Jankin turned to charge down the tunnel, but Mateus and one
other, hardly surprised by Jankin’s customarily wild outburst, immediately sprang upon him and bore him to the ground.

“Phaestus!” Jankin cried wildly, his long and shaggy black hair flying all about his face. “I am coming!”

“What is it?” Drizzt had to ask, having no idea of what the friars were talking about, though he thought he recognized the reference. “Who, or what, is Phaestus?”

“Hephaestus,” Brother Mateus corrected.

Drizzt did know the name. One of the books he had taken from Mooshie’s Grove was of dragon lore, and Hephaestus, a venerable red dragon living in the mountains northwest of Mirabar, had an entry.

“That is not the dragon’s real name, of course,” Mateus went on between grunts as he struggled with Jankin. “I do not know that, nor does anyone else anymore.” Jankin twisted suddenly, throwing the other monk aside, and promptly stomped down on Mateus’s sandal.

“Hephaestus is an old red dragon who has lived in the caves west of Mirabar for as long as anyone, even the dwarves, can remember,” explained another friar, Brother Herschel, one less engaged than Mateus. “The city tolerates him because he is a lazy one and a stupid one, though I would not tell him so. Most cities, I presume, would choose to tolerate a red if it meant not fighting the thing!
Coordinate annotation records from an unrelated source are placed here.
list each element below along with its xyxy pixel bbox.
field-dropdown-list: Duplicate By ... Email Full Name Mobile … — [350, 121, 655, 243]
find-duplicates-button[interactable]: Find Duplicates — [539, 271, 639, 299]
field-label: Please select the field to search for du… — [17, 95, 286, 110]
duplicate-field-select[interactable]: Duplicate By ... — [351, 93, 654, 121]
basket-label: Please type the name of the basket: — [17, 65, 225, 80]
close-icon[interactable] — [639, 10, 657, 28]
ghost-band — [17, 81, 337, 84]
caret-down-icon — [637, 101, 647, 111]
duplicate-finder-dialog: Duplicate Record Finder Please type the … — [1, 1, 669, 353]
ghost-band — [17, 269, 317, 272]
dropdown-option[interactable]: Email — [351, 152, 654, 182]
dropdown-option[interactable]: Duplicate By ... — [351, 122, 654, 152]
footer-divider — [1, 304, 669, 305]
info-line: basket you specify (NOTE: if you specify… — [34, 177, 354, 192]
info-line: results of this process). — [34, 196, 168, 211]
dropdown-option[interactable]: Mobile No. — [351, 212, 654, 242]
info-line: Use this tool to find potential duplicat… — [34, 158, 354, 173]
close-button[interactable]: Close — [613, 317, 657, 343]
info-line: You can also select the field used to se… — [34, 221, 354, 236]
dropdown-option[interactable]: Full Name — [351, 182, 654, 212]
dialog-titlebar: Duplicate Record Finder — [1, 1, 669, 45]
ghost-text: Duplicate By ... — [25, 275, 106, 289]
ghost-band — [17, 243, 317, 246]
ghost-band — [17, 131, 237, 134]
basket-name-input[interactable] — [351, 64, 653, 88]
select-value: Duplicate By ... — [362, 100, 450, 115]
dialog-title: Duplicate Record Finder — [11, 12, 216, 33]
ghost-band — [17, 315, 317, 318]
But Hephaestus is not much for pillaging—none can recall the last time he even came out of his hole—and he even does some ore-melting for hire, though the fee is steep.”

“Some pay it, though,” added Mateus, having Jankin back under control, “especially late in the season, looking to make the last caravan south. Nothing can separate metal like a red dragon’s breath!” His laughter disappeared quickly as Jankin slugged him, dropping him to the ground.

Jankin bolted free, for just a moment. Quicker than anyone could react, Drizzt threw off his cloak and rushed after the fleeing
monk, catching him just inside the heavy iron door. A single step and twisting maneuver put Jankin down hard on his back and took the wild-eyed friar’s breath away.

“Let us get by this region at once,” the drow offered, staring down at the stunned friar. “I grow tired of Jankin’s antics—I might just allow him to run down to the dragon!”